Évidemment, des élections "démocratiques" bourgeoises, on a rien de bon à attendre, et si l’on en attendait ne serait-ce qu’un signe, on est généralement déçus, et ici, même par le taux d’abstention !!!

La bombinette du cycliste lyonnais a sans doute joué un rôle, mais ne suffit pas à expliquer un tel renversement de tendance. Il faut bien constater que le système a en grande partie "repris la main"…

…Une main que les GJ lui ont tendu, en réalité, par leur aveuglement "apolitique", même si c’est bien involontairement, pour la plupart…

Éviter de tomber dans les pièges manipulatoires est une leçon utile en toutes époques, et dans ce sens, l’histoire d’Auguste Vaillant reste terriblement d’actualité.

Mais ceci dit, et contrairement à une hypothèse avancée ici même, sur VLR, ce n’est pas Louis Andrieux qui a pu manigancer le coup de la "bombe Vaillant". En effet, son bouquin parait en 1885, et il ne peut donc y parler d’une affaire se déroulant fin 1893 !
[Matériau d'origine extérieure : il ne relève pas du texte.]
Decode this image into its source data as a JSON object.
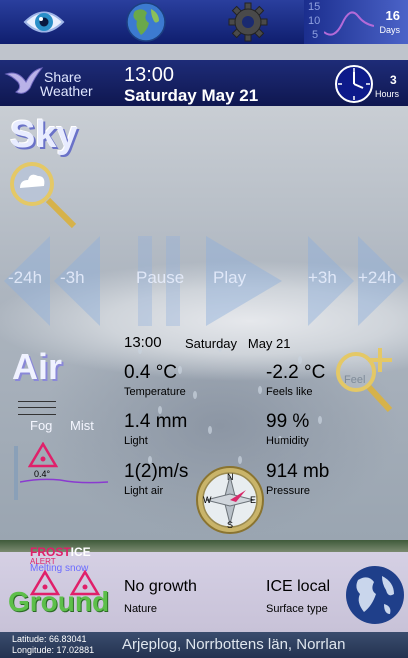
{
  "toolbar": {
    "forecast_scale": [
      "15",
      "10",
      "5"
    ],
    "forecast_days": "16",
    "forecast_days_label": "Days"
  },
  "header": {
    "share_line1": "Share",
    "share_line2": "Weather",
    "time": "13:00",
    "date": "Saturday  May 21",
    "hours_value": "3",
    "hours_label": "Hours"
  },
  "sky": {
    "title": "Sky",
    "controls": {
      "minus24": "-24h",
      "minus3": "-3h",
      "pause": "Pause",
      "play": "Play",
      "plus3": "+3h",
      "plus24": "+24h"
    }
  },
  "air": {
    "title": "Air",
    "time": "13:00",
    "date": "Saturday   May 21",
    "fog_label": "Fog",
    "mist_label": "Mist",
    "feels_badge": "Feel",
    "thermo_value": "0.4°",
    "temperature": {
      "value": "0.4 °C",
      "label": "Temperature"
    },
    "feels_like": {
      "value": "-2.2 °C",
      "label": "Feels like"
    },
    "precip": {
      "value": "1.4 mm",
      "label": "Light"
    },
    "humidity": {
      "value": "99 %",
      "label": "Humidity"
    },
    "wind": {
      "value": "1(2)m/s",
      "label": "Light air"
    },
    "pressure": {
      "value": "914 mb",
      "label": "Pressure"
    },
    "compass": {
      "n": "N",
      "e": "E",
      "s": "S",
      "w": "W"
    }
  },
  "ground": {
    "title": "Ground",
    "frost_label": "FROST",
    "ice_label": "ICE",
    "alert_label": "ALERT",
    "melting_label": "Melting snow",
    "nature": {
      "value": "No growth",
      "label": "Nature"
    },
    "surface": {
      "value": "ICE local",
      "label": "Surface type"
    }
  },
  "footer": {
    "latitude": "Latitude: 66.83041",
    "longitude": "Longitude: 17.02881",
    "location": "Arjeplog, Norrbottens län, Norrlan"
  },
  "colors": {
    "accent": "#1b2e8e",
    "alert": "#e0206a",
    "ground_green": "#5dbf4a"
  },
  "icons": [
    "eye-icon",
    "globe-icon",
    "gear-icon",
    "forecast-chart-icon",
    "share-bird-icon",
    "clock-icon",
    "magnifier-icon",
    "compass-icon",
    "warning-icon",
    "earth-icon"
  ]
}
http://mai68.org/spip/IMG/pdf/Souvenir-d-un-prefet-de-police_Louis-Andrieux_N0061678_PDF_1_-1DM.pdf

Louis Andrieux a été Préfet de Police de Paris de 1879 à 1881, et a eu ensuite, et même avant, une carrière politique (centre-droit).

Néanmoins, en tant que Préfet de Police, il a effectivement manipulé les mouvements anarchistes, et notamment en finançant leur journal, "la Révolution sociale", par des voies "détournées"…

C’est ce qu’il raconte effectivement dans ses mémoires, après allusion à un autre projet d’attentat au Palais Bourbon, mais donc plus ancien et inabouti, de fait.

En cherchant pas mal, j’ai finalement retrouvé "l’homme de l’art" pour 1893, un certain Louis Puibaraud, [ Président du comité des inspecteurs généraux, puis nommé Directeur général des recherches – http://www.sfhp.fr/index.php?post/2… ], un ultra-réac encore plus machiavélique, si possible, et son implication, probablement assez directe, même, dans l’affaire Vaillant, ne semble guère faire de doute, selon les sources que j’ai pu retrouver.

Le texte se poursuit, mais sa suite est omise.